Some really helpful points @OuchAndAbout@FlyHighLikeABird@justtheotheronemrswembley Leaving him is not off the table, and is something I’ve considered multiple times. I just have that horrible niggling doubt of ‘what if it’s a mistake?’

Put the ‘grit your teeth’ idea to the test just now when I had to ask him to pick our child up from nursery. He huffed and puffed before sighing, ‘Well I guess I’ll have to, won’t I’. No reaction from me, just a calm ‘thanks’. Honestly, it’s painful.
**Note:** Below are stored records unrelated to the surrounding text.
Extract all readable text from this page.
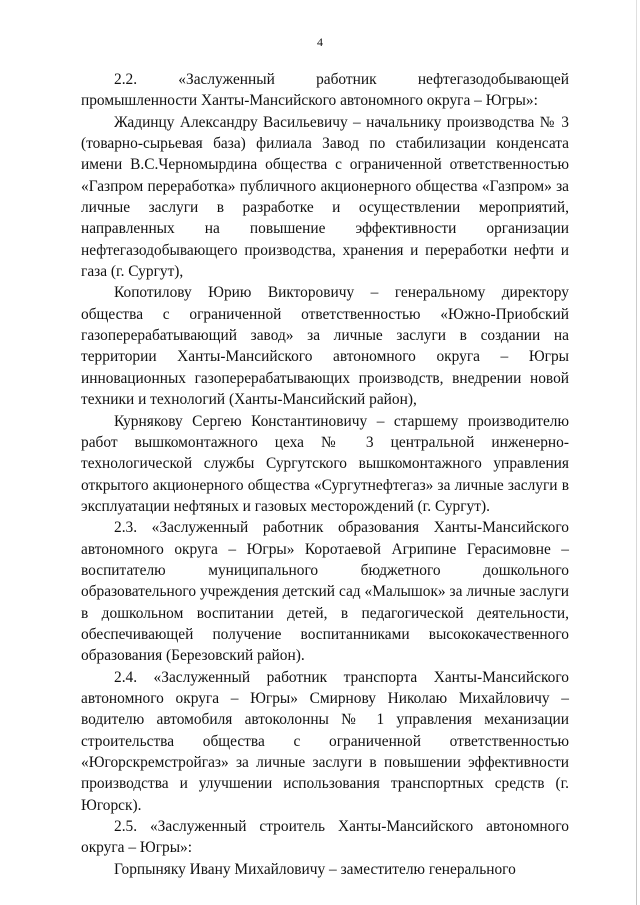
4

2.2. «Заслуженный работник нефтегазодобывающей промышленности Ханты-Мансийского автономного округа – Югры»:

Жадинцу Александру Васильевичу – начальнику производства № 3 (товарно-сырьевая база) филиала Завод по стабилизации конденсата имени В.С.Черномырдина общества с ограниченной ответственностью «Газпром переработка» публичного акционерного общества «Газпром» за личные заслуги в разработке и осуществлении мероприятий, направленных на повышение эффективности организации нефтегазодобывающего производства, хранения и переработки нефти и газа (г. Сургут),

Копотилову Юрию Викторовичу – генеральному директору общества с ограниченной ответственностью «Южно-Приобский газоперерабатывающий завод» за личные заслуги в создании на территории Ханты-Мансийского автономного округа – Югры инновационных газоперерабатывающих производств, внедрении новой техники и технологий (Ханты-Мансийский район),

Курнякову Сергею Константиновичу – старшему производителю работ вышкомонтажного цеха № 3 центральной инженерно-технологической службы Сургутского вышкомонтажного управления открытого акционерного общества «Сургутнефтегаз» за личные заслуги в эксплуатации нефтяных и газовых месторождений (г. Сургут).

2.3. «Заслуженный работник образования Ханты-Мансийского автономного округа – Югры» Коротаевой Агрипине Герасимовне – воспитателю муниципального бюджетного дошкольного образовательного учреждения детский сад «Малышок» за личные заслуги в дошкольном воспитании детей, в педагогической деятельности, обеспечивающей получение воспитанниками высококачественного образования (Березовский район).

2.4. «Заслуженный работник транспорта Ханты-Мансийского автономного округа – Югры» Смирнову Николаю Михайловичу – водителю автомобиля автоколонны № 1 управления механизации строительства общества с ограниченной ответственностью «Югорскремстройгаз» за личные заслуги в повышении эффективности производства и улучшении использования транспортных средств (г. Югорск).

2.5. «Заслуженный строитель Ханты-Мансийского автономного округа – Югры»:

Горпыняку Ивану Михайловичу – заместителю генерального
Well done. Saying a calm 'thanks' in that situation was brilliant, just the job. Flowers

You know when a small child is having a complaining, whingeing session and the best thing to do is just blithely ignore it all until they realise they are getting nowhere? Treat him as you would a toddler. Reward good behaviour and ignore the bad. It takes two to argue. It might not change him, but at least you won't be stoking the boiler and you should end up feeling a lot less stressed.

I haven't RTFT so don't know whether anyone else has mentioned it, but maybe read up on the grey rock technique.

By the way, I'm not suggesting you adapt to his toxic behaviour so you can stay in the relationship, this is just to make life more tolerable in the short term. I'm inclined to think you'd be better off dumping the bastard.